Не менее образно высказался Аввакум о вреде просвещения: «Евдоенея, Евдокея, почто гордого беса не оринешь от себя? Высокие науки исчеш, от нее же отпадают Богом неокормлени, яко листвие… Дурька, дурька, дурищо! На что тебе, волроне, высокие хоромы? Граматику и риторику Васильев, и Златоустов, и Афанасьев разумом обдержал. К тому же и диалектику, и философию, и что потребно, — то в церковь взяли, а что непотребно — под гору лопатой сбросили. А ты кто, чадь немочная? И себе имени не знаешь, нежели богословия себе составляит. Ай девка! Нет, полно, меня при тебе близко, я бы тебе ощипал волосье за грамматику ту».
На мой (быть может, заведомо неверный и очень греховный) взгляд, Аввакум мог бы потратить душевные силы на решение более серьезных и более значимых проблем своего общества. Я полагаю также, что на Московской Руси XVII века мешать делу просвещения само по себе граничит с государственной изменой и преступлением против всего своего народа… Но каким языком излагаются безумные и преступные идеи! Нет, ну каков язык! Как бы не хотел протопоп Аввакум оттащить свое общество обратно, в Средневековье, как бы не бесили его любые перемены или (уж тем более!) любые независимые суждения, но средства выражения своих мыслей он выбирает совсем даже новаторские. Возможно, выбирать другие средства он и не может при всем желании — иначе его не будут слушать!

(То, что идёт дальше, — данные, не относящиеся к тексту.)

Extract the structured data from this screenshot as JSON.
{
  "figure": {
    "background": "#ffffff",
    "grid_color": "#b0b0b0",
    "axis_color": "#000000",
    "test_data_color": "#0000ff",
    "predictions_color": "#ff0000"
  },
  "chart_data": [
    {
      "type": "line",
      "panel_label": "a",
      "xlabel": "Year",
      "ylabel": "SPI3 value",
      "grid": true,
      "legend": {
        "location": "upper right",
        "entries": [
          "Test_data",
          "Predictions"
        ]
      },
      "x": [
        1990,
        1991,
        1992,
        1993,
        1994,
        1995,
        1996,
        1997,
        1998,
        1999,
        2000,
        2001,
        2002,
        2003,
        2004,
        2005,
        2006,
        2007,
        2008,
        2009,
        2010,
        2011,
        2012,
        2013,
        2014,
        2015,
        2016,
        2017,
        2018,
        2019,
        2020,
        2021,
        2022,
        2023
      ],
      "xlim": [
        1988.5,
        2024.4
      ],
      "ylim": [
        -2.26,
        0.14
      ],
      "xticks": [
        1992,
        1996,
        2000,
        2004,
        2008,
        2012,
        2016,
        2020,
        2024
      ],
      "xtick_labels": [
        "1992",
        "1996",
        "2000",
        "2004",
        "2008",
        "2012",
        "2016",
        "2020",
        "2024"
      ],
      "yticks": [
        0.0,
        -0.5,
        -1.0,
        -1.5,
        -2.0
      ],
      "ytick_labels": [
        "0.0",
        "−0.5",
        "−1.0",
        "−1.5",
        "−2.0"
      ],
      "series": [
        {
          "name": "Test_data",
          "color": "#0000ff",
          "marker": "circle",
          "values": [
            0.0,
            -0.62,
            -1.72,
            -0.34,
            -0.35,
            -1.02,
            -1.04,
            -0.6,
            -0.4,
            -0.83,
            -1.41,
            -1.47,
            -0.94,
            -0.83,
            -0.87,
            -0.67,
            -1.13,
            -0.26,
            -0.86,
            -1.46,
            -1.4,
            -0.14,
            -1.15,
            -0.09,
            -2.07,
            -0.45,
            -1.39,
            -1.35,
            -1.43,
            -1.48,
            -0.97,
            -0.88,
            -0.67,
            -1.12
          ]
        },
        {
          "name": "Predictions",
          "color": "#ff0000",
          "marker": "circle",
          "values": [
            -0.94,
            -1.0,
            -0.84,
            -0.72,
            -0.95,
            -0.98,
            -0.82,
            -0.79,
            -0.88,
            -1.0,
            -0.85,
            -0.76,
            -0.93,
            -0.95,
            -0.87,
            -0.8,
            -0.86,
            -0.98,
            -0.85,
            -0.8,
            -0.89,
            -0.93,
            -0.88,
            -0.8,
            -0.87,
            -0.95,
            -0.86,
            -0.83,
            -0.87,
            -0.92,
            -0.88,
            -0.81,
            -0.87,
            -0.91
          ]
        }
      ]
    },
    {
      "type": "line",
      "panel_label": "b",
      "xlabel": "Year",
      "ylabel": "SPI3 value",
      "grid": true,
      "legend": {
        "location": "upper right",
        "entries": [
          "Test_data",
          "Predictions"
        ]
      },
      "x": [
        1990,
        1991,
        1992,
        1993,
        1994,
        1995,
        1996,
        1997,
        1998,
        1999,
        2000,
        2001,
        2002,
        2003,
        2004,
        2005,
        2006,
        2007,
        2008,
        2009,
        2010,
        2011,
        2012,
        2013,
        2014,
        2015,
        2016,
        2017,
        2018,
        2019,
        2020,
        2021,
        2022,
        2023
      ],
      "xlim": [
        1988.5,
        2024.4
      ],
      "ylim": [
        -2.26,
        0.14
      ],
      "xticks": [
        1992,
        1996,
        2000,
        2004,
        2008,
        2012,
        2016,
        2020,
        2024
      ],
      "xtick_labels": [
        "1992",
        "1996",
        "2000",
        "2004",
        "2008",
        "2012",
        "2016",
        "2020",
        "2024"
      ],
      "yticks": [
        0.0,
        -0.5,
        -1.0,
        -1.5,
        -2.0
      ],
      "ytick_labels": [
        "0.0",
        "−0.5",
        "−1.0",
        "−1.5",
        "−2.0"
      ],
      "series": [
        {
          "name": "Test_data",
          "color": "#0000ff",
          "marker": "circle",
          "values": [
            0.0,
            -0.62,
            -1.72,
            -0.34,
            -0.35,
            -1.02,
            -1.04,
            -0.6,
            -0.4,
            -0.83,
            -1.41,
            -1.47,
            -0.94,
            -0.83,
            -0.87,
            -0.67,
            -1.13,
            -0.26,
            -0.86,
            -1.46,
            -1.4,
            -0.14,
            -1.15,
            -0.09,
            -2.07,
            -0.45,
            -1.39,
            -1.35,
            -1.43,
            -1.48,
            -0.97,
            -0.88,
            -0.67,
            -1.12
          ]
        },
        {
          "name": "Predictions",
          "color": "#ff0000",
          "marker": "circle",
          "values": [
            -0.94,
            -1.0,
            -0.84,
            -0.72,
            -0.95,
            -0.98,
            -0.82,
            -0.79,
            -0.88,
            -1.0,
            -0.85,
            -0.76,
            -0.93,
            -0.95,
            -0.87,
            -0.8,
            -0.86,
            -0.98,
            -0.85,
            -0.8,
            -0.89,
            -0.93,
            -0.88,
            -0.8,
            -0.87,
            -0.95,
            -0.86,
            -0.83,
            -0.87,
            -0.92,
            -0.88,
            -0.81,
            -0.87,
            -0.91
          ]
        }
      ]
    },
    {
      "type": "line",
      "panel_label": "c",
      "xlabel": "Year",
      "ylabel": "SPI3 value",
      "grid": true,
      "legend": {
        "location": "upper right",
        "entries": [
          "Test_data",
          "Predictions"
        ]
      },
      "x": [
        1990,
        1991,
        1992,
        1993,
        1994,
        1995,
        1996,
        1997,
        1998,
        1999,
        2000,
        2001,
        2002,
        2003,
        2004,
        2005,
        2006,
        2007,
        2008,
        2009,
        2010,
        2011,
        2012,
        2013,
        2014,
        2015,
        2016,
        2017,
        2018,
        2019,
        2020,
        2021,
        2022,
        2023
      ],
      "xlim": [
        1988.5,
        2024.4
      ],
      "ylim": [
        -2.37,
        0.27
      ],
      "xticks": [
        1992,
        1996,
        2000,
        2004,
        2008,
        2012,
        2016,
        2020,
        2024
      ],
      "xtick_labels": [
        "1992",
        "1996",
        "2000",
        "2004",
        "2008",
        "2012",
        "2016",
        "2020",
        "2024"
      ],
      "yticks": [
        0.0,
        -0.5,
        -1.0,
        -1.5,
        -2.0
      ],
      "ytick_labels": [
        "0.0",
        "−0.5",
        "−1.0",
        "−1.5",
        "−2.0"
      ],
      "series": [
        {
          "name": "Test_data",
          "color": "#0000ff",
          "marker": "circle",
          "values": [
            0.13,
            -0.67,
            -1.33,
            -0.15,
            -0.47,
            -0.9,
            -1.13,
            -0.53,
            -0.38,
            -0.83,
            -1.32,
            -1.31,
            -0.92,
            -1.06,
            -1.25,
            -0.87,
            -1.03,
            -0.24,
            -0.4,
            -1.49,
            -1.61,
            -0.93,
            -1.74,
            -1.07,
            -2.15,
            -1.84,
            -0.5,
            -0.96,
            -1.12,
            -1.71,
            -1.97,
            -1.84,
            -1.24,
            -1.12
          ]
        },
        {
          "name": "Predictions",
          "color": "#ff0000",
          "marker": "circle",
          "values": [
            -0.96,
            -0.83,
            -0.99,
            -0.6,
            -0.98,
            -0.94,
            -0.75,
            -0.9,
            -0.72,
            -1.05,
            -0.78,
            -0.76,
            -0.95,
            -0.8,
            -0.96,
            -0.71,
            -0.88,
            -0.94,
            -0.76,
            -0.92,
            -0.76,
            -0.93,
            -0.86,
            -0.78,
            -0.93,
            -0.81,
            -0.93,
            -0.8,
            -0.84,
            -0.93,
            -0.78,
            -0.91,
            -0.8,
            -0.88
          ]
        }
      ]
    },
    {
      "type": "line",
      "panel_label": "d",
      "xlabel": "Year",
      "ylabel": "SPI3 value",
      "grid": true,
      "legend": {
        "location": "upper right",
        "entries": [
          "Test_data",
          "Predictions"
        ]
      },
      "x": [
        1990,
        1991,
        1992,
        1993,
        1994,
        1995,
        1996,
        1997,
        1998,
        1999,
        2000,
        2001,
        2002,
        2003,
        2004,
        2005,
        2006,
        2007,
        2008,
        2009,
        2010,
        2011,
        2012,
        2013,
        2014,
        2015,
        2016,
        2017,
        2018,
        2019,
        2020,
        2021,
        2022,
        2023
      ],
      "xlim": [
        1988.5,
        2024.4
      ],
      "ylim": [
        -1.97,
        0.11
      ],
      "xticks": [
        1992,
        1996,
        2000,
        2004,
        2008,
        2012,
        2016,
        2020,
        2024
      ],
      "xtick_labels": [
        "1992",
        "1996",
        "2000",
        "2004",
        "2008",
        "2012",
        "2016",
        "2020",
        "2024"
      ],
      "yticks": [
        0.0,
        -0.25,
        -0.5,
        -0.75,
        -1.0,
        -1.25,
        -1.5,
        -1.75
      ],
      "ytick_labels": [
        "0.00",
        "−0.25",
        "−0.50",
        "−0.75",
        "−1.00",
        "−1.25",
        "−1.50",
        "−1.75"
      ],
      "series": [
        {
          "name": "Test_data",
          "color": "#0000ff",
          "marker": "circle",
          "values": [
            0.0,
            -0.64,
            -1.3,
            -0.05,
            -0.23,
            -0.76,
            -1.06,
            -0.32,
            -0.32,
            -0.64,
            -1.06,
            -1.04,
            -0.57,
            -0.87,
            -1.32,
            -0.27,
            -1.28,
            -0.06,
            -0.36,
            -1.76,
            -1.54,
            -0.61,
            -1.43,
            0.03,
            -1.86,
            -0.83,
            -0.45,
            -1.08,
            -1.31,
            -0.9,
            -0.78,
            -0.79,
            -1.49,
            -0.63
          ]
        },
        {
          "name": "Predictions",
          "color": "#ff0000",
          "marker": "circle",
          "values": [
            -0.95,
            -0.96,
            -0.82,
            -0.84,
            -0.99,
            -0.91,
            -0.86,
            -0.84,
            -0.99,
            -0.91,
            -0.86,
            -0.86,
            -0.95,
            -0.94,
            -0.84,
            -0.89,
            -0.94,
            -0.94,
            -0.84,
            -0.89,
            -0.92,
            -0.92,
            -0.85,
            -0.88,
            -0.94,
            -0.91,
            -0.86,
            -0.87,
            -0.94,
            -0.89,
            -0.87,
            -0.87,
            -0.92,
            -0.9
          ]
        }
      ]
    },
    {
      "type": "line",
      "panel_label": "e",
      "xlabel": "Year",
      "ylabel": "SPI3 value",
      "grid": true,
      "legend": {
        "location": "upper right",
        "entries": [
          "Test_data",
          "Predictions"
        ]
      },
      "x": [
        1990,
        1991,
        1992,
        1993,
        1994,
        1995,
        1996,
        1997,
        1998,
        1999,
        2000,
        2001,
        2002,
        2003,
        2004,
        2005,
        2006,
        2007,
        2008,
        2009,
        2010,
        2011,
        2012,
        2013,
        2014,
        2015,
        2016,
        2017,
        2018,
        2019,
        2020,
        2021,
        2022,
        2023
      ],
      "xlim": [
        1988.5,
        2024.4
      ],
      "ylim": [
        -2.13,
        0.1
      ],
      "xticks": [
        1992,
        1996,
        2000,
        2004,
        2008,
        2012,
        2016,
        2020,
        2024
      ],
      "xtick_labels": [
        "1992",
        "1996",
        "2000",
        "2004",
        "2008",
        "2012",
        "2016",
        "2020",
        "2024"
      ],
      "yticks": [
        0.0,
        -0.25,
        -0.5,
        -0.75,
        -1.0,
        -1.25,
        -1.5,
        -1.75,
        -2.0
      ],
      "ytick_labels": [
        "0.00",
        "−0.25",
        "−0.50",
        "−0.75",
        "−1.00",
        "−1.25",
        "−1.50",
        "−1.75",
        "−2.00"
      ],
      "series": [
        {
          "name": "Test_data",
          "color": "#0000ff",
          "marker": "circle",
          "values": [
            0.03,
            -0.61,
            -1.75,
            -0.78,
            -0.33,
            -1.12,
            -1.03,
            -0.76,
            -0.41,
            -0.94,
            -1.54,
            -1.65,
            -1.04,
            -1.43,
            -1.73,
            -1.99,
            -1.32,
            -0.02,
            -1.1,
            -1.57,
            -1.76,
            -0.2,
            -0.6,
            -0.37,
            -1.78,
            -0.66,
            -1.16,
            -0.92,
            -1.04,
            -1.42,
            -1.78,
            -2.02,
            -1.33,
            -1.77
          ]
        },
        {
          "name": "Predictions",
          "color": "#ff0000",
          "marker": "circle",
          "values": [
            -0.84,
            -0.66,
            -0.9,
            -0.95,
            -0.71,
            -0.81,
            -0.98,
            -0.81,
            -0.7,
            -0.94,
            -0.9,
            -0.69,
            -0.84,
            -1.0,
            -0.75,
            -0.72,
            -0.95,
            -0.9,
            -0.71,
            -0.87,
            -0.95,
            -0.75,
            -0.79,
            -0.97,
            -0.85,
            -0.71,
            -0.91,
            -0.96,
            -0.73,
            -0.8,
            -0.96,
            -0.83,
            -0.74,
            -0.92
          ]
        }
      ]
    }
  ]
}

Стихами (как их тогда называли, виршами) Московия избалована куда меньше. Хорошо известны вирши Симеона Полоцкого, который как придворный поэт сочинял стихи к важным событиям в жизни царской семьи, а под конец жизни издал целый поэтический сборник «Рифмологион, или Стихослов».
По мнению С. Полоцкого, поэт — это второй Бог, ибо он тоже творит мир, как и Господь сотворил Мироздание: «Мир сей приукрашенный — книга есть велика, Еже словом написа всяческих владыка». В одном уже этом отрывке смешиваются явления, типичные для культуры Европы после того, как она вышла из Средневековья: культ мастера, подобного Богу, больше всего типичен для Возрождения. Представление о «Книге мира», которую можно читать средствами разных наук, тянется из Средневековья, достигает вершины в XV–XVI веках и доживает до нашего времени.
Место придворного поэта после смерти Симеона Полоцкого занял Сильвестр Медведев; он тоже написал много стихов, но после его казни списки этих стихов сгорели вместе с ним.
И в архитектуре XVII столетия происходят колоссальные изменения, тоже сближающие Московию с Европой. Не успели отгреметь ужасы Смуты, как в 1619 году возобновилась работа Каменного приказа, и в 1635–1636 годах в Кремле возведен был трехэтажный Теремной дворец для повседневной жизни царя и его семьи. Мало того, что улучшились отопление и вентиляция, так еще стали больше окна и тоньше стены, а внутренние помещения дворца расписали «цветами и птицами» или различными орнаментами. Дворец был отступлением от традиций.